Carole Wilkinson was born in England, immigrated to Australia as a teenager and now lives in inner-city Melbourne. After trying a number of jobs, she ended up as a laboratory technician working mainly with blood and brains. Fifteen years later, she started writing and finds the process of researching her books fascinating, sometimes having to force herself to stop the research so that she can start writing. It is this attention to detail that gives her stories a realistic quality.

Carole has won several awards and published a number of books, and she has written scripts for both television and planetariums.

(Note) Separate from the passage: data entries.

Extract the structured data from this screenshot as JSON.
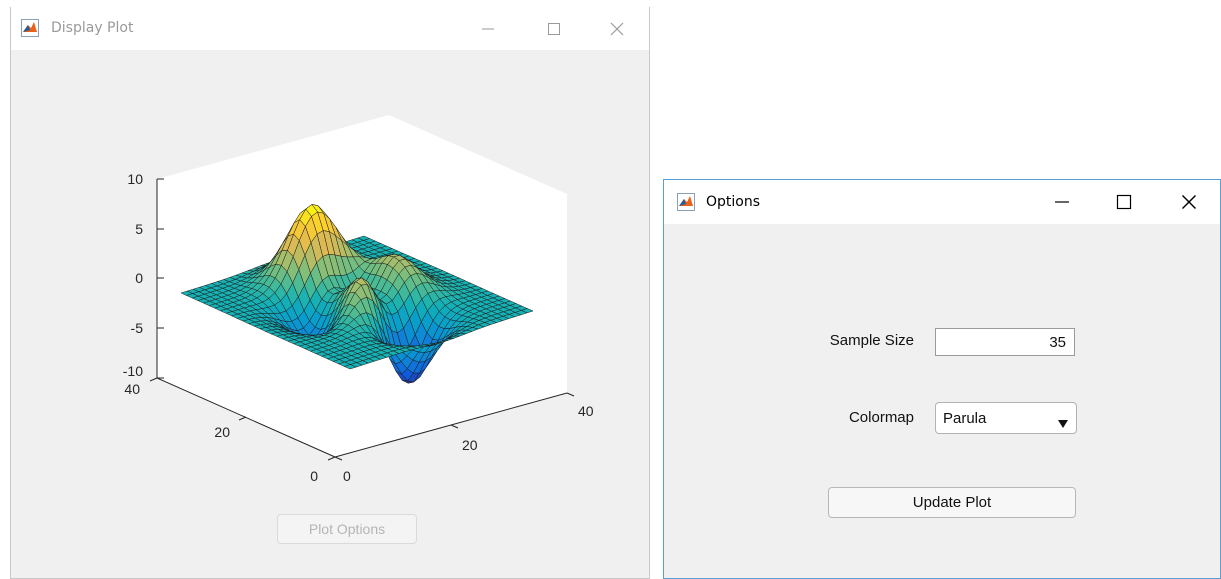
{
  "plot_window": {
    "title": "Display Plot",
    "plot_options_label": "Plot Options",
    "axes": {
      "z_ticks": [
        "10",
        "5",
        "0",
        "-5",
        "-10"
      ],
      "y_ticks": [
        "40",
        "20",
        "0"
      ],
      "x_ticks": [
        "0",
        "20",
        "40"
      ]
    }
  },
  "options_window": {
    "title": "Options",
    "sample_size_label": "Sample Size",
    "sample_size_value": "35",
    "colormap_label": "Colormap",
    "colormap_value": "Parula",
    "update_label": "Update Plot"
  },
  "chart_data": {
    "type": "surface",
    "function": "peaks",
    "zlim": [
      -10,
      10
    ],
    "xlim": [
      0,
      40
    ],
    "ylim": [
      0,
      40
    ],
    "colormap": "Parula",
    "grid": false
  },
  "colors": {
    "options_border": "#5aa0d8",
    "window_bg": "#f0f0f0"
  }
}
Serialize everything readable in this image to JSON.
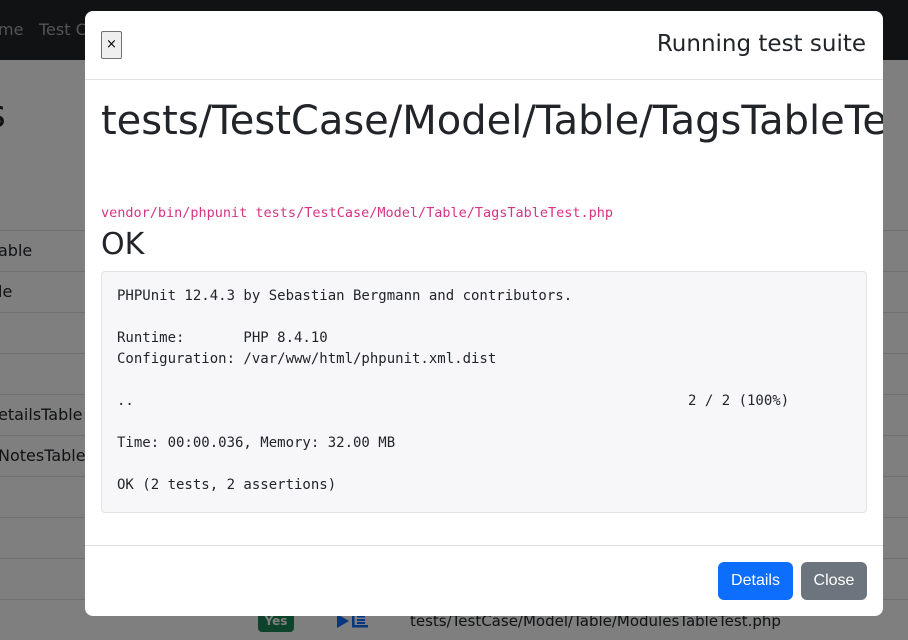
{
  "background": {
    "nav": {
      "items": [
        "me",
        "Test C"
      ]
    },
    "heading": "s",
    "rows": [
      {
        "label": "able"
      },
      {
        "label": "le"
      },
      {
        "label": ""
      },
      {
        "label": ""
      },
      {
        "label": "etailsTable"
      },
      {
        "label": "NotesTable"
      },
      {
        "label": ""
      },
      {
        "label": ""
      },
      {
        "label": ""
      }
    ],
    "last_row": {
      "badge": "Yes",
      "file": "tests/TestCase/Model/Table/ModulesTableTest.php"
    }
  },
  "modal": {
    "close_glyph": "×",
    "title": "Running test suite",
    "file_heading": "tests/TestCase/Model/Table/TagsTableTest.php",
    "command": "vendor/bin/phpunit tests/TestCase/Model/Table/TagsTableTest.php",
    "status": "OK",
    "output": {
      "header": "PHPUnit 12.4.3 by Sebastian Bergmann and contributors.",
      "runtime": "Runtime:       PHP 8.4.10",
      "configuration": "Configuration: /var/www/html/phpunit.xml.dist",
      "progress_dots": "..",
      "progress_count": "2 / 2 (100%)",
      "time_memory": "Time: 00:00.036, Memory: 32.00 MB",
      "result": "OK (2 tests, 2 assertions)"
    },
    "buttons": {
      "details": "Details",
      "close": "Close"
    }
  },
  "colors": {
    "primary": "#0d6efd",
    "secondary": "#6c757d",
    "success": "#198754",
    "code_pink": "#d63384"
  },
  "icons": {
    "run": "play-list-icon"
  }
}
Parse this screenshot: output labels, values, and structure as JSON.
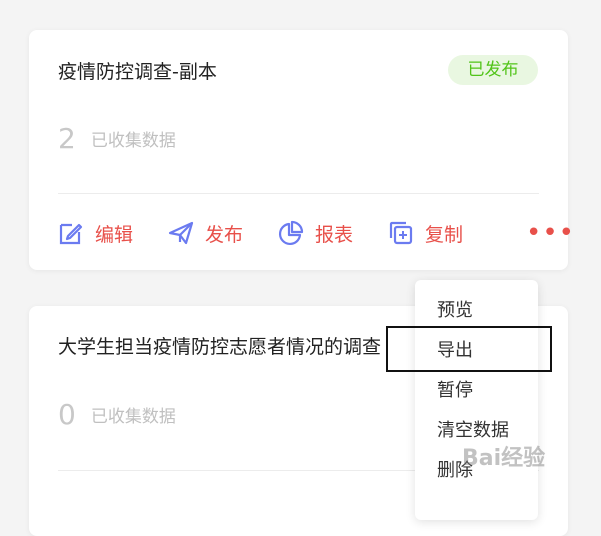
{
  "surveys": [
    {
      "title": "疫情防控调查-副本",
      "status": "已发布",
      "count": "2",
      "count_label": "已收集数据"
    },
    {
      "title": "大学生担当疫情防控志愿者情况的调查",
      "count": "0",
      "count_label": "已收集数据"
    }
  ],
  "actions": {
    "edit": "编辑",
    "publish": "发布",
    "report": "报表",
    "copy": "复制",
    "more": "•••"
  },
  "menu": {
    "items": [
      "预览",
      "导出",
      "暂停",
      "清空数据",
      "删除"
    ]
  },
  "watermark": "Bai经验",
  "colors": {
    "accent": "#e8504a",
    "icon": "#6b7bf0",
    "badge_bg": "#e9f7e1",
    "badge_text": "#52c41a"
  }
}
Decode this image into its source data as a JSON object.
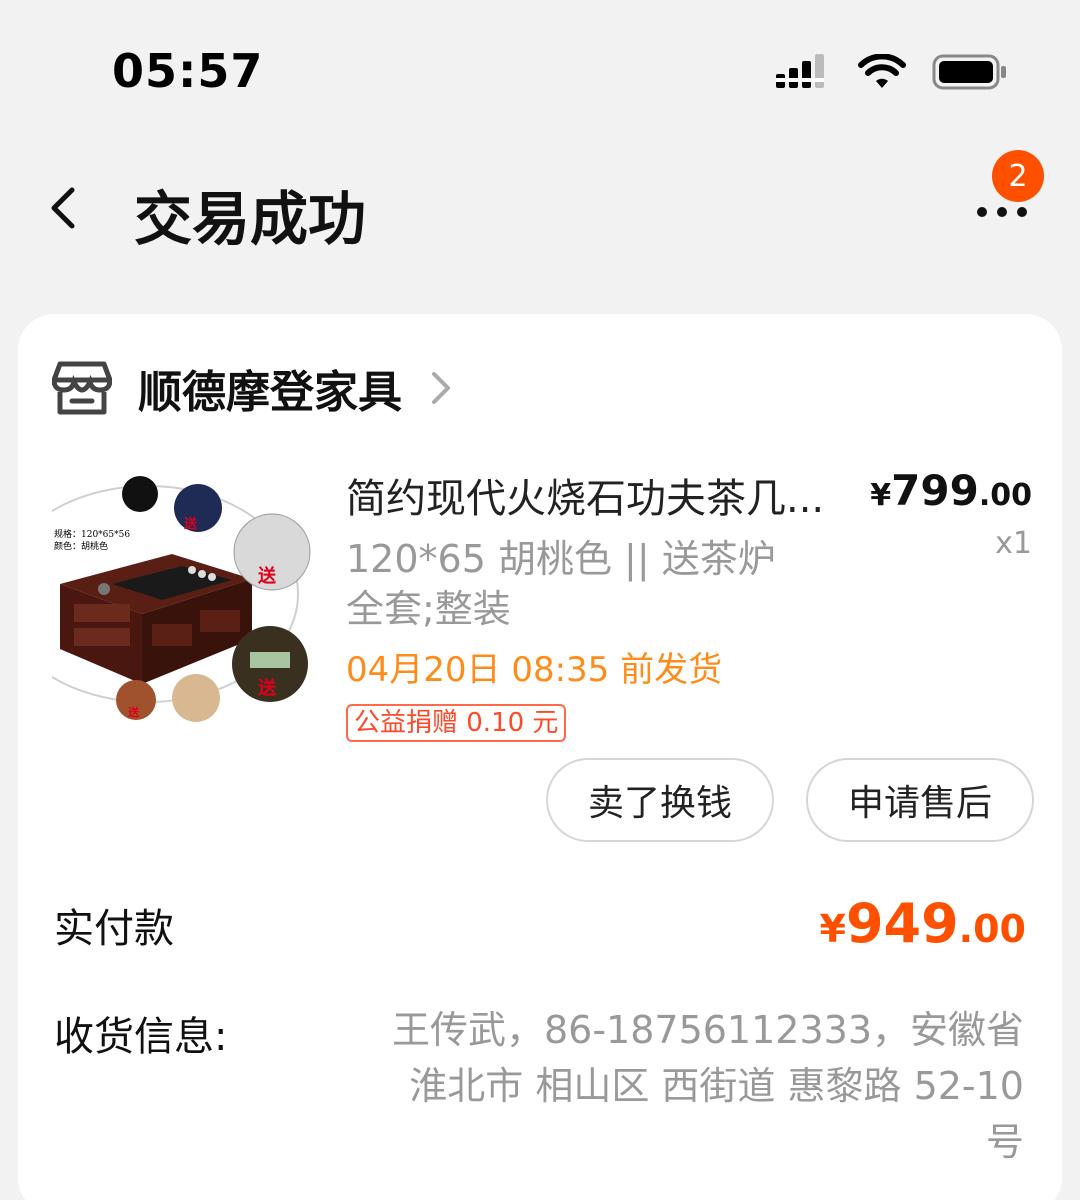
{
  "status_bar": {
    "time": "05:57"
  },
  "nav": {
    "title": "交易成功",
    "badge_count": "2"
  },
  "shop": {
    "name": "顺德摩登家具"
  },
  "product": {
    "title": "简约现代火烧石功夫茶几...",
    "price_currency": "¥",
    "price_integer": "799",
    "price_decimal": ".00",
    "quantity": "x1",
    "spec": "120*65 胡桃色 || 送茶炉 全套;整装",
    "ship_time": "04月20日 08:35 前发货",
    "charity": "公益捐赠 0.10 元",
    "image_labels": {
      "spec_size": "规格：120*65*56",
      "spec_color": "颜色：胡桃色",
      "gift": "送"
    }
  },
  "actions": {
    "sell": "卖了换钱",
    "after_sale": "申请售后"
  },
  "payment": {
    "label": "实付款",
    "currency": "¥",
    "integer": "949",
    "decimal": ".00"
  },
  "address": {
    "label": "收货信息:",
    "value": "王传武，86-18756112333，安徽省 淮北市 相山区 西街道 惠黎路 52-10 号"
  },
  "colors": {
    "accent": "#ff5000",
    "ship_time": "#ff8c1a",
    "muted": "#999999"
  }
}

You can find out more about her at her website

Useful websites

Focus questions

Before you read

  • Who was Ned Kelly?
  • What was his place in Australian history?
  • Why might a letter he wrote be the subject of a book?
  • What might be the reason the pages in the front cover illustration have a section cut from them?
  • What is your current opinion of Ned Kelly?
  • Why do you hold these beliefs?
  • Do you think your opinion could be changed as a result of reading this book?
  • Why is Carole Wilkinson identified as the editor rather than the author?
  • How does this change the purpose and tone of the book?

As you read

  • What reasons does Kelly give for turning to 'wholesale and retail horse and cattle dealing'?
  • Why was he so opposed to, and angry about, the activities of squatters?
  • Why was stealing cattle or horses considered such a serious offence that it attracted a jail term?
  • Where is Jerilderie?
  • Why was the Kelly Gang there?
  • Why did Ned Kelly feel the need to write a letter to promote his point of view?
  • Why does Kelly write 'A policeman is a traitor to his county, ancestors and religion'?
  • Why does he have such a hatred of the police?
  • What are some of the phrases he uses that indicate this hatred?
  • How does the tone of the letter change from the beginning to the end?
  • Why might this be so?
  • Could Kelly's life have ended in any other way?
  • How do the photo-like illustrations contribute to your understanding of the life and times of Ned Kelly?
  • Of all the criminals in Australia's history, why has Ned Kelly become such a legend?
  • How does he continue to influence our lives almost 130 years after he was executed?